Le président sri-lankais Gotabaya Rajapaksa a été transféré lundi dans une base aérienne proche de l’aéroport international, ont annoncé des responsables, alimentant l’hypothèse d’une fuite vers l’étranger.
Après avoir fui samedi le palais présidentiel assiégé par les manifestants, M. Rajapaksa a trouvé refuge dans des installations de la marine avant d’être emmené à la base aérienne de Katunayake, qui se trouve dans le même périmètre que le principal aéroport du pays, Bandaranaike, a confié un haut responsable de la Défense à l’AFP.
Le bureau de la présidence n’a pas communiqué lundi sur la situation du chef de l’État, mais plusieurs médias locaux avançaient qu’il se préparerait à partir pour Dubaï.
Quatre vols commerciaux vers le Moyen-Orient ont toutefois décollé sans lui, selon les responsables de l’aéroport.
Les agents de l’immigration ont refusé de se rendre dans la suite VIP pour tamponner son passeport, alors que M. Rajapaksa a lui refusé de passer par les espaces publics, ont-ils ajouté, une situation humiliante pour celui surnommé autrefois «Terminator».
Selon une source militaire, il reste le commandant en chef des forces armées et a toujours la possibilité de voyager dans un avion de l’armée de l’air.
Le dirigeant de 73 ans s’était échappé samedi par une porte dérobée de son palais. Les manifestants, qui occupent ce bâtiment depuis samedi, y ont découvert 17,85 millions de roupies (49 000 euros) en billets neufs et les ont remis à la police.
«L’argent liquide a été pris en charge par la police et sera présenté au tribunal aujourd’hui», a déclaré lundi un porte-parole de la police.
Selon des sources officielles, une valise remplie de documents a aussi été retrouvée dans la résidence.
M. Rajapaksa s’était installé dans ce bâtiment après avoir été chassé de sa résidence privée le 31 mars par des manifestants tentant de la prendre d’assaut.
Le président a annoncé qu’il démissionnerait mercredi pour permettre une «transition pacifique». Le premier ministre Ranil Wickremesinghe a assuré lundi que M. Rajapaksa l’avait officiellement prévenu de son intention.
Le chef du gouvernement, âgé de 73 ans, devrait alors automatiquement devenir le président par intérim, mais M. Wickremesinghe a fait savoir qu’il souhaitait se retirer, faute de consensus pour former un gouvernement d’unité.
M. Wickremesinghe, député de l’opposition, avait été nommé Premier ministre en mai afin de sortir le pays de la crise économique et politique.
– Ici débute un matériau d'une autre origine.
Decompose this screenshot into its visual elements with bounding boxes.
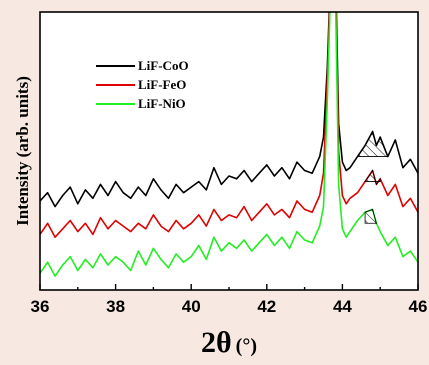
peak-hatch-group xyxy=(357,130,389,225)
series-line-lif-coo xyxy=(40,12,418,208)
x-tick-label-36: 36 xyxy=(31,297,50,316)
x-tick-label-38: 38 xyxy=(106,297,125,316)
y-axis-label: Intensity (arb. units) xyxy=(13,76,32,226)
series-line-lif-nio xyxy=(40,12,418,277)
legend: LiF-CoO LiF-FeO LiF-NiO xyxy=(96,58,189,111)
peak-hatch-lif-coo xyxy=(357,130,389,157)
x-axis-label: 2θ (°) xyxy=(201,326,257,359)
x-axis-label-unit: (°) xyxy=(236,335,257,357)
legend-label-lif-coo: LiF-CoO xyxy=(138,58,189,73)
legend-label-lif-nio: LiF-NiO xyxy=(138,96,186,111)
x-axis-label-main: 2θ xyxy=(201,326,232,359)
series-line-lif-feo xyxy=(40,12,418,238)
x-tick-label-46: 46 xyxy=(409,297,428,316)
peak-hatch-lif-nio xyxy=(364,208,378,225)
peak-hatch-lif-feo xyxy=(364,169,381,186)
x-tick-label-40: 40 xyxy=(182,297,201,316)
legend-label-lif-feo: LiF-FeO xyxy=(138,77,186,92)
x-tick-label-42: 42 xyxy=(257,297,276,316)
series-group xyxy=(40,12,418,277)
x-ticks: 36 38 40 42 44 46 xyxy=(31,284,428,316)
x-tick-label-44: 44 xyxy=(333,297,352,316)
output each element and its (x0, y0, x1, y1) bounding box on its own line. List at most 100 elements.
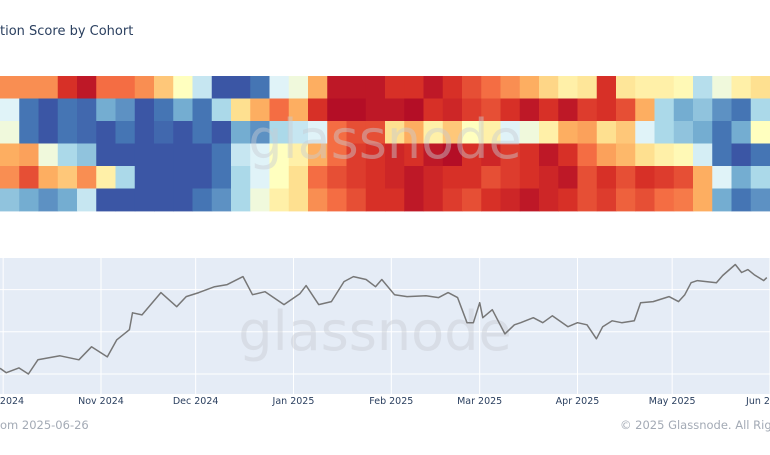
heatmap-cell (731, 166, 752, 189)
heatmap-cell (616, 143, 636, 167)
heatmap-cell (96, 188, 117, 212)
heatmap-cell (269, 166, 290, 189)
heatmap-cell (539, 76, 559, 99)
heatmap-cell (616, 98, 636, 122)
x-tick-label: Jan 2025 (272, 396, 315, 407)
heatmap-cell (673, 98, 694, 122)
heatmap-cell (442, 98, 463, 122)
heatmap-cell (134, 166, 155, 189)
heatmap-cell (500, 76, 521, 99)
heatmap-cell (192, 121, 213, 144)
heatmap-cell (192, 76, 213, 99)
x-tick-label: Mar 2025 (457, 396, 502, 407)
heatmap-cell (539, 98, 559, 122)
heatmap-cell (192, 166, 213, 189)
heatmap-cell (77, 76, 97, 99)
heatmap-cell (115, 98, 136, 122)
heatmap-cell (750, 98, 770, 122)
heatmap-cell (577, 188, 598, 212)
heatmap-cell (462, 121, 482, 144)
heatmap-cell (269, 76, 290, 99)
heatmap-cell (423, 98, 444, 122)
heatmap-cell (558, 121, 579, 144)
heatmap-cell (154, 166, 174, 189)
heatmap-cell (635, 121, 656, 144)
heatmap-cell (558, 166, 579, 189)
heatmap-cell (404, 188, 425, 212)
heatmap-cell (250, 143, 271, 167)
heatmap-cell (308, 121, 328, 144)
heatmap-cell (654, 188, 675, 212)
heatmap-cell (404, 166, 425, 189)
heatmap-cell (250, 166, 271, 189)
heatmap-cell (327, 166, 348, 189)
heatmap-cell (500, 121, 521, 144)
heatmap-cell (558, 188, 579, 212)
heatmap-cell (654, 121, 675, 144)
heatmap-cell (327, 143, 348, 167)
heatmap-cell (192, 143, 213, 167)
heatmap-cell (269, 121, 290, 144)
heatmap-cell (327, 188, 348, 212)
heatmap-cell (673, 143, 694, 167)
heatmap-cell (134, 143, 155, 167)
heatmap-cell (134, 98, 155, 122)
heatmap-watermark: glassnode (248, 108, 521, 171)
heatmap-cell (442, 166, 463, 189)
heatmap-cell (231, 121, 251, 144)
heatmap-cell (308, 143, 328, 167)
x-tick-label: Dec 2024 (173, 396, 219, 407)
heatmap-cell (250, 98, 271, 122)
heatmap-cell (673, 166, 694, 189)
heatmap-cell (462, 143, 482, 167)
heatmap-cell (154, 121, 174, 144)
heatmap-cell (481, 143, 502, 167)
heatmap-cell (442, 76, 463, 99)
heatmap-cell (423, 76, 444, 99)
heatmap-cell (654, 76, 675, 99)
heatmap-cell (0, 76, 20, 99)
heatmap-cell (346, 166, 367, 189)
heatmap-cell (365, 121, 386, 144)
heatmap-cell (731, 143, 752, 167)
heatmap-cell (173, 143, 194, 167)
heatmap-cell (250, 121, 271, 144)
heatmap-cell (19, 188, 40, 212)
heatmap-cell (481, 188, 502, 212)
x-tick-label: Jun 2 (745, 396, 770, 407)
heatmap-cell (38, 76, 59, 99)
heatmap-cell (596, 98, 617, 122)
heatmap-cell (539, 166, 559, 189)
heatmap-cell (154, 98, 174, 122)
heatmap-cell (693, 76, 713, 99)
heatmap-cell (250, 76, 271, 99)
heatmap-cell (77, 121, 97, 144)
x-axis-ticks: 2024 Nov 2024 Dec 2024 Jan 2025 Feb 2025 Mar … (0, 396, 770, 407)
heatmap-cell (596, 143, 617, 167)
heatmap-cell (596, 76, 617, 99)
heatmap-cell (365, 188, 386, 212)
heatmap-cell (712, 98, 733, 122)
heatmap-cell (712, 188, 733, 212)
heatmap-cell (404, 121, 425, 144)
heatmap-cell (19, 143, 40, 167)
heatmap-cell (365, 76, 386, 99)
heatmap-cell (577, 121, 598, 144)
heatmap-cell (231, 98, 251, 122)
heatmap-cell (635, 143, 656, 167)
heatmap-cell (673, 121, 694, 144)
heatmap-cell (558, 98, 579, 122)
heatmap-cell (211, 143, 232, 167)
heatmap-cell (635, 166, 656, 189)
heatmap-cell (231, 143, 251, 167)
heatmap-cell (0, 166, 20, 189)
heatmap-cell (519, 98, 540, 122)
heatmap-cell (288, 188, 309, 212)
heatmap-cell (250, 188, 271, 212)
heatmap-cell (731, 98, 752, 122)
heatmap-cell (481, 166, 502, 189)
heatmap-cell (404, 98, 425, 122)
heatmap-cell (385, 166, 405, 189)
line-plot-background (0, 258, 770, 394)
heatmap-cell (539, 188, 559, 212)
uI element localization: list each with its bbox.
Le processus pour la succession doit durer entre trois jours, le délai minimum pour réunir le Parlement, et 30 jours, le maximum autorisé par les textes.
Pourparlers
Le principal parti d’opposition, Samagi Jana Balavegaya (SJB), était en pourparlers lundi avec des formations politiques plus petites pour obtenir un soutien à leur chef de file Sajith Premadasa, qui avait perdu les élections en 2019.
Selon un responsable du SJB, un accord provisoire a déjà été conclu avec les dissidents du SLPP de M. Rajapaksa pour soutenir M. Premadasa, 55 ans, fils d’un ancien président, pour le poste suprême.
Le poste de premier ministre reviendrait alors à un membre du SLPP. Ancien fidèle de M. Rajapaksa, Dullas Alahapperuma, 63 ans, pourrait ainsi prendre la tête du gouvernement, a confié à l’AFP un député du SJB impliqué dans les pourparlers.
Cinq ministres ont démissionné au cours du week-end et le bureau du premier ministre a assuré que le gouvernement s’était mis d’accord lundi pour démissionner en bloc en cas d’accord pour un «gouvernement multipartite».
Lundi, une immense file d’attente se formait pour visiter le palais présidentiel, où se trouvaient encore des milliers de manifestants qui ont annoncé qu’ils ne quitteraient pas les lieux avant la démission effective du président.
«La revendication est très claire: les gens demandent toujours la démission (de M. Rajapaksa), la pleine démission, dans une confirmation par écrit», explique Dela Peiris, un des manifestants. «J’espère que nous aurons la démission du gouvernement, y compris du premier ministre et du président, dans les jours à venir».
M. Rajapaksa est accusé d’avoir plongé le pays dans une crise économique sans précédent, de l’avoir ruiné et laissé sans devises étrangères pour financer les importations essentielles à cette population de 22 millions d’habitants.
Colombo a fait défaut sur sa dette extérieure de 51 milliards de dollars en avril et est en pourparlers avec le FMI pour un éventuel renflouement.
Le Sri Lanka a presque épuisé ses réserves d’essence. Le gouvernement a ordonné la fermeture des bureaux non essentiels et des écoles, afin de réduire les déplacements et d’économiser du carburant.